Table 1.
Error | Clinical effect | Prevention | Detection | Remedy |
---|---|---|---|---|
Performing a HTO on a patient with significant lateral and/or patellofemoral DJD [1] | Decreased chance of success as pain and functional compromise may continue despite addressing medial compartment. | Thorough preoperative evaluation using radiographic, clinical, and possibly arthroscopic information | Radiographs (standing films, stress films), physical examination | Consider more definitive intervention (ie, arthroplasty) or continued conservative management |
Performing a HTO on a patient with valgus limb alignment and isolated lateral compartment OA [5] | Correcting valgus angulation on the tibial side has been criticized because it produces obliquity of the joint line, whereas the preferred treatment is a varus-producing distal femoral osteotomy, which does not alter the joint line. | Thorough preoperative evaluation using radiographic, clinical, and possibly arthroscopic information | Radiographs (standing films, stress films), physical examination | DFO for treatment of the much less common entity of isolated lateral compartment OA in patients with valgus limb alignment |
Performing a HTO on a patient with medial compartment tibial bone loss greater than 2 or 3 mm [3] | Excessive bone loss from the medial tibial plateau prevents weightbearing on both plateaus after HTO is performed and results in instability of the knee in the coronal plane. | Thorough preoperative radiographic evaluation and intraoperative evaluation (ie, arthroscopy) | Radiographs (standing films, stress films), Arthroscopy (if being performed for another reason like meniscal tear) | Consider more definitive intervention (ie, arthroplasty) or continued conservative management |
Performing a DFO on a patient with significant medial and/or patellofemoral DJD [5] | Decreased chance of success as pain and functional compromise may continue despite addressing lateral compartment. | Thorough preoperative evaluation using radiographic, clinical, and possibly arthroscopic information | Radiographs (standing films, stress films), physical examination | Consider more definitive intervention (ie, arthroplasty) or continued conservative management |
Performing a HTO on a patient with lateral tibial subluxation greater than 1 cm [6] | Abnormal patellofemoral tracking may be exacerbated if the tibia is brought into further valgus. | Thorough preoperative radiographic and clinical evaluations | Radiographs, physical examination | May consider addressing tibial subluxation surgically |
Performing an osteotomy on a patient with knee ROM less than 90° [1] | Poor rehabilitation potential | Thorough preoperative clinical evaluation | Physical examination | Consider more definitive intervention (ie, arthroplasty) or continued conservative management |
Performing an osteotomy on a patient with knee flexion contracture greater than 15° [2] | Poor rehabilitation potential | Thorough preoperative clinical evaluation | Physical examination | Consider more definitive intervention (ie, arthroplasty) or continued conservative management |
Performing an osteotomy on a patient with greater than 20° correction needed [5] | Poor prognosis with such severe deformity.

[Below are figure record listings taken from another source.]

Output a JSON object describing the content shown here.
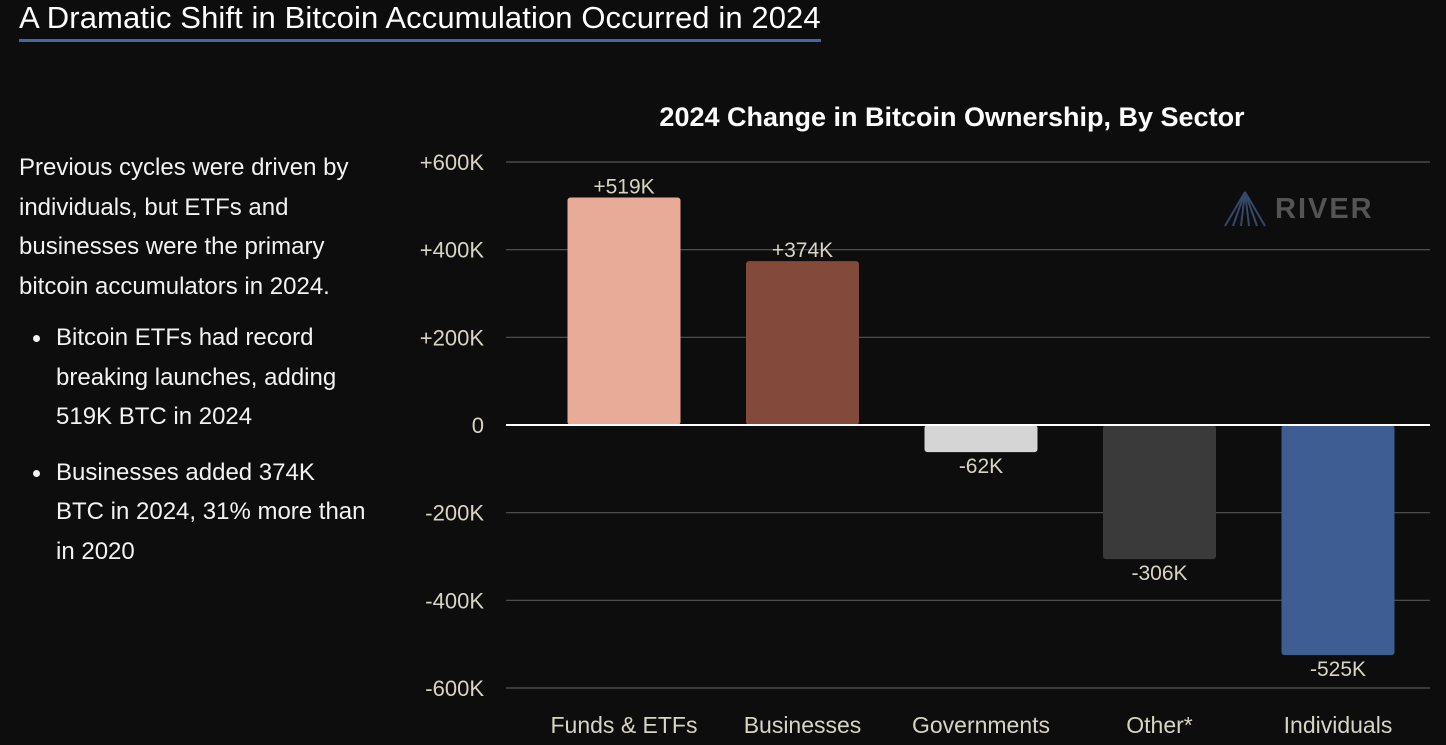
{
  "header": {
    "title": "A Dramatic Shift in Bitcoin Accumulation Occurred in 2024"
  },
  "summary": {
    "intro": "Previous cycles were driven by individuals, but ETFs and businesses were the primary bitcoin accumulators in 2024.",
    "bullets": [
      "Bitcoin ETFs had record breaking launches, adding 519K BTC in 2024",
      "Businesses added 374K BTC in 2024, 31% more than in 2020"
    ]
  },
  "logo": {
    "name": "RIVER",
    "icon": "river-logo-icon"
  },
  "colors": {
    "background": "#0d0d0d",
    "title_underline": "#3f6aa6",
    "gridline": "#555555",
    "zero_line": "#ffffff",
    "tick_label": "#d8d4c4",
    "data_label": "#d8d4c4"
  },
  "chart_data": {
    "type": "bar",
    "title": "2024 Change in Bitcoin Ownership, By Sector",
    "xlabel": "",
    "ylabel": "",
    "categories": [
      "Funds & ETFs",
      "Businesses",
      "Governments",
      "Other*",
      "Individuals"
    ],
    "values": [
      519000,
      374000,
      -62000,
      -306000,
      -525000
    ],
    "data_labels": [
      "+519K",
      "+374K",
      "-62K",
      "-306K",
      "-525K"
    ],
    "bar_colors": [
      "#e8ab98",
      "#834a3b",
      "#d5d5d5",
      "#3a3a3a",
      "#3e5e93"
    ],
    "ylim": [
      -600000,
      600000
    ],
    "yticks": [
      600000,
      400000,
      200000,
      0,
      -200000,
      -400000,
      -600000
    ],
    "ytick_labels": [
      "+600K",
      "+400K",
      "+200K",
      "0",
      "-200K",
      "-400K",
      "-600K"
    ],
    "grid": true,
    "legend": "none"
  }
}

Also may have residual collateral ligament laxity. | Thorough preoperative radiographic and clinical evaluations | Radiographs (standing films, stress films), physical examination | Consider more definitive intervention (ie, arthroplasty) or continued conservative management |
Performing an osteotomy on a patient with ligamentous instability resulting in worsened instability after bone cuts [5] | Deformity may persist because although the bony defect has been addressed, ligamentous laxity and or stiffness may continue to cause symptoms, including instability of the knee | Thorough preoperative clinical evaluation | Physical examination | Consider more definitive intervention (ie, arthroplasty) or continued conservative management |
Performing HTO on patients with ≥ 30% ideal body weight [4] | Two most predictive causes of failure (recurrent pain/loss of correction) are undercorrection of the angular deformity and relative weight of patient. Coventry et al. [4] reported that patients with ≥ 30% ideal body weight had a significantly greater risk for failure. | Careful patient selection. Preoperative weight loss to maximize possible surgical benefit. | Physical examination, radiographs | Revision osteotomy, total arthroplasty, bracing. |
Performing an osteotomy on a patient with inflammatory arthritis | Inflammatory arthritis will likely affect other compartments and inflammation may play a larger role in pain and functional compromise. Osteotomy does not address inflammation directly. | Thorough preoperative radiographic, clinical, and laboratory evaluations | Radiographs, physical examination, rheumatoid factor, C-reactive protein | Antirheumatic drugs, total arthroplasty |
HTO = high tibial osteotomy; DJD = degenerative joint disease; OA = osteoarthritis; DFO = distal femoral osteotomy.